Les influences mutuelles entre les activités humaines et les ressources naturelles sont au cœur des débats sociétaux. Les défis à l’égard de la gestion de l’eau en dépendent différemment selon les situations locales. Dans ce contexte, la communauté de recherche en hydrologie s'interroge sur la pertinence de ses modèles pour représenter les activités humaines en interaction avec les ressources en eau. La littérature est riche en études dans lesquelles la complexité des processus modélisés concerne l'hydrologie. Mais les activités humaines comme l’irrigation sont représentées de façon plus ou moins agrégée et de manière tendancielle voire stationnaire au cours du temps. Comme en témoignent les réflexions en cours au sein de la « sociohydrologie », il est nécessaire de mieux documenter les diverses interactions et rétroactions dues à l’irrigation au sein des agro-hydrosystèmes. Les interactions à court terme sont particulièrement peu explorées. Or, à court terme, la gestion de l'irrigation repose sur des contraintes opérationnelles, comme celles inhérentes à la distribution de l’eau, qui peuvent impacter de manière significative l’état à venir des cultures et des récoltes. Vice versa, l’état des cultures influence la fréquence et la répartition spatiale des opérations d’irrigation qui modifient localement l’état des ressources en eau. De plus, la plupart des approches de représentation des actions humaines au sein de ces systèmes assimilent l’action à sa phase de décision, faisant souvent fi du niveau opérationnel. Ainsi, la question explorée dans la thèse est la suivante :
Comment pouvons-nous représenter au niveau opérationnel les actions des irrigants dans l'espace et le temps pour prendre en compte de manière dynamique et située leurs interactions avec les composantes agrohydrologiques du système ?
Et que pourrait apporter cette représentation aux discussions sur la gestion de l'eau d’un cas précis ?

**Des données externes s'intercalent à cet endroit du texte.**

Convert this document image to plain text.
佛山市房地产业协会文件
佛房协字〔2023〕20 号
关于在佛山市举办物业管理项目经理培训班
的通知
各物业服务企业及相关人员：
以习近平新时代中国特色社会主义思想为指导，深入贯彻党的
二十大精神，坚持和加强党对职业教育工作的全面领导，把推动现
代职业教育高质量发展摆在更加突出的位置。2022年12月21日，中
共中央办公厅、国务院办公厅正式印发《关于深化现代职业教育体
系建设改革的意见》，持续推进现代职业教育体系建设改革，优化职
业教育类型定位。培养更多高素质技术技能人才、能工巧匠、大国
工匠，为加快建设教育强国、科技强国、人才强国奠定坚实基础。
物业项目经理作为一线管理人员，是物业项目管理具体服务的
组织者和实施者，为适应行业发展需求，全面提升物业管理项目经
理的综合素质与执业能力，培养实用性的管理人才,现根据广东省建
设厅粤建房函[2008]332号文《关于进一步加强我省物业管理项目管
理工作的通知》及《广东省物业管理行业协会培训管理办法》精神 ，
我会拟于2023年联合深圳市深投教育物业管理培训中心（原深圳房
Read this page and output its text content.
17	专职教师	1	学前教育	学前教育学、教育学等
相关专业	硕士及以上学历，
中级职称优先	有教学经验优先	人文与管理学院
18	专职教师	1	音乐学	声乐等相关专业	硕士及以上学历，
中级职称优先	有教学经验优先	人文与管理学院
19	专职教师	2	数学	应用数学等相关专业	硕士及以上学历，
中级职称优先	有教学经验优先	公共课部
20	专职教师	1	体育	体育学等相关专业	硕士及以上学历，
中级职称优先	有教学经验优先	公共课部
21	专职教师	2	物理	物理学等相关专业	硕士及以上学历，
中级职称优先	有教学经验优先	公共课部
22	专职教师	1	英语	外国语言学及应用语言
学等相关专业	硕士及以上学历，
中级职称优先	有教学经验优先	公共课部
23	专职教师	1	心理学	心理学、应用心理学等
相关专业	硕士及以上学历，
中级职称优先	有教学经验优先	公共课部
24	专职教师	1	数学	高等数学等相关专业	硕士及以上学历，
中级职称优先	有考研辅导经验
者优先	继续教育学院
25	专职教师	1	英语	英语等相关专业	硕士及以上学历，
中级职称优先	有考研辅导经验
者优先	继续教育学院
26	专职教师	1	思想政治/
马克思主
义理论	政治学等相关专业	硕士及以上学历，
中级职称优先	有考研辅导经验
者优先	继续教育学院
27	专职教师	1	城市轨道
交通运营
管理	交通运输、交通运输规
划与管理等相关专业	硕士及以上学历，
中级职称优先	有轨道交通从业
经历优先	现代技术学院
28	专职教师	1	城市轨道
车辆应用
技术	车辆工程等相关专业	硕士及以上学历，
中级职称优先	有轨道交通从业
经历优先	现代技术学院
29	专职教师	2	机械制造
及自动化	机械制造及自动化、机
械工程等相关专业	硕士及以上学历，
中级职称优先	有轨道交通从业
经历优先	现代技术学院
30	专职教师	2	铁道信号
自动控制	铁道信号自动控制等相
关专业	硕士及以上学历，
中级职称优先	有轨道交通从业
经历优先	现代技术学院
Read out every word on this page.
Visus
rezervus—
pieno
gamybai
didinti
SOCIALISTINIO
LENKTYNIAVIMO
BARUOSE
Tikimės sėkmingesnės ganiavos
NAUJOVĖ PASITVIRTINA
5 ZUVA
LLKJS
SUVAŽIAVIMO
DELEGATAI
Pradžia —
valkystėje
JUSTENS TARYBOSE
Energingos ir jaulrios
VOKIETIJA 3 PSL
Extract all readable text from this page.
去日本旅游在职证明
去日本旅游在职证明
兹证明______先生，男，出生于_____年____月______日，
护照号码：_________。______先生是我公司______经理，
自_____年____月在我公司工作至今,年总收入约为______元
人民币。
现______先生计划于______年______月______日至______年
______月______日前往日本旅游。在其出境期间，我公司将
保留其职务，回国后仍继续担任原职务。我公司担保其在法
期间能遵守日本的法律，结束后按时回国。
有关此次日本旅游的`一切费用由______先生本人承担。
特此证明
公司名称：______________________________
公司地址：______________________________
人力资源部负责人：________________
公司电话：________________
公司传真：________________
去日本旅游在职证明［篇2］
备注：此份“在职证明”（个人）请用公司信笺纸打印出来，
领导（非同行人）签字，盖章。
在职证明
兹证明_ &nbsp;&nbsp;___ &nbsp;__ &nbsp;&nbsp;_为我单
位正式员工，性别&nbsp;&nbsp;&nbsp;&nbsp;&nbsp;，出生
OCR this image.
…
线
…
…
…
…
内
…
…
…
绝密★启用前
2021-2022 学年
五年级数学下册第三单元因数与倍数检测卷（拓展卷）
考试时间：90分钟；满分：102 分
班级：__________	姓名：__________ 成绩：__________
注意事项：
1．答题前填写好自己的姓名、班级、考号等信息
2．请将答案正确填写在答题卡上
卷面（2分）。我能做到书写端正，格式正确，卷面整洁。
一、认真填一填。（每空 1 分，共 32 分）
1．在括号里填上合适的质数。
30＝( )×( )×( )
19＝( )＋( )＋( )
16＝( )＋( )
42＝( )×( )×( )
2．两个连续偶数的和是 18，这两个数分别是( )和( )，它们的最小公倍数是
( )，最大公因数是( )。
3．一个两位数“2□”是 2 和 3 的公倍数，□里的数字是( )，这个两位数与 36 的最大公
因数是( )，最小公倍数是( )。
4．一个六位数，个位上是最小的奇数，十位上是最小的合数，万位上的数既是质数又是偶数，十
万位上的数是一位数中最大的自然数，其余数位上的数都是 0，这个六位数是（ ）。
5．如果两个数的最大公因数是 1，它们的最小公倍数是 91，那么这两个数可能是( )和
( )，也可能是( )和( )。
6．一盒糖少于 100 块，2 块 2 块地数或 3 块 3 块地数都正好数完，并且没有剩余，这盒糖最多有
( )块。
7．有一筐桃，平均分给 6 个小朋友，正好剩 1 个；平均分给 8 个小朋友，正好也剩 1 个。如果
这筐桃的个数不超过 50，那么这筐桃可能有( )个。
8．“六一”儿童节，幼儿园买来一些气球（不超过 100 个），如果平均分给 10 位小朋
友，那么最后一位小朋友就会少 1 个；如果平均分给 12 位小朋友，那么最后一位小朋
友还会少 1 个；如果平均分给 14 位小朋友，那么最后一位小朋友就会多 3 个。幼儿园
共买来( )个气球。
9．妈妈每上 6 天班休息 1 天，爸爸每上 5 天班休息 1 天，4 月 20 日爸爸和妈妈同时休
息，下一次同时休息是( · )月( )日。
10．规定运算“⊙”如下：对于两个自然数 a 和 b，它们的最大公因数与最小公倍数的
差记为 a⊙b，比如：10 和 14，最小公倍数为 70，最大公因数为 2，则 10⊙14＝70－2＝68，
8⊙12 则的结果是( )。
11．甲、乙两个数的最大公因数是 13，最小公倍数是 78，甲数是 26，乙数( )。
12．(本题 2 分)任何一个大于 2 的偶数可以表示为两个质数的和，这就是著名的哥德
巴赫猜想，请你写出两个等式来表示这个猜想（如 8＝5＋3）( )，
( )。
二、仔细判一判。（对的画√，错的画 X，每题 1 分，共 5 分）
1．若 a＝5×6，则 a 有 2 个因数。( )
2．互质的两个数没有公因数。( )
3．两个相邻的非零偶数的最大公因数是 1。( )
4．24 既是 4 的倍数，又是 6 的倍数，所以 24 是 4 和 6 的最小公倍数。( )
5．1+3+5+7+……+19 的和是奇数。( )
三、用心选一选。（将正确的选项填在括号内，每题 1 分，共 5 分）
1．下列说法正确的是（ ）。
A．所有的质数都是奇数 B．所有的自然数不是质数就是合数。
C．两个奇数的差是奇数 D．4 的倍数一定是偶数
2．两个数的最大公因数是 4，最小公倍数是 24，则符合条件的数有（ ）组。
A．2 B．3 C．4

Nous proposons d’abord de mobiliser le concept d’Affordance pour construire un modèle à base d’agents (WatASit) représentant explicitement les possibilités d'actions des irrigants en situation de tension pour le partage de l’eau. Appliqué à un réseau gravitaire typique du bassin du Buëch en Durance (France), nous montrons que les trajectoires des agents dépendent de l’évolution de leurs possibilités au cours de la campagne d’irrigation et que l’analyse de ces possibilités aide à l’interprétation des comportements individuels et collectifs. Notamment, les conséquences de l’abandon de la coordination par tours d’eau du réseau, observé lors des enquêtes de terrain, ne semble pas impacter tous les irrigants de la même façon en renforçant les inégalités spatiales entre l’amont et l’aval du réseau. Nous proposons ensuite le cadre COPAT (COupling Plant and Agent Trajectories) pour coupler un modèle de culture à l’échelle de la parcelle (Optirrig) et le modèle WatASit à l’échelle du réseau d’irrigation. La cohérence temporelle du couplage repose sur la dérivation du modèle de culture en fonction journalière. À chaque pas de temps journalier, l'irrigation reçue par chaque parcelle est déterminée par les opérations des agents contraints par le partage de l’eau au sein du réseau collectif. Un stress hydrique plus précoce est observé par rapport à une irrigation qui ne dépendrait pas d’un tel partage, mais la coordination du réseau par tours d’eau tend à limiter ce stress. Enfin, nous proposons une méthodologie de couplage COWAT (COupling Water and Agent Trajectories) avec le modèle hydrologique spatialisé J2000 et mettons en évidence certains points de vigilance pour assurer la cohérence spatiale à une échelle fine. Au final, le concept d’Affordance permet d’inscrire la modélisation des actions humaines dans un débat interdisciplinaire plus large sur leur représentation et l’hydrologie est pensée en interaction avec ces actions humaines et les enjeux opérationnels de la gestion de l’eau.
Mots-clés : irrigation collective ; gestion opérationnelle ; modélisation à base d'agents ; modèle de culture ; modélisation hydrologique distribuée ; Buëch.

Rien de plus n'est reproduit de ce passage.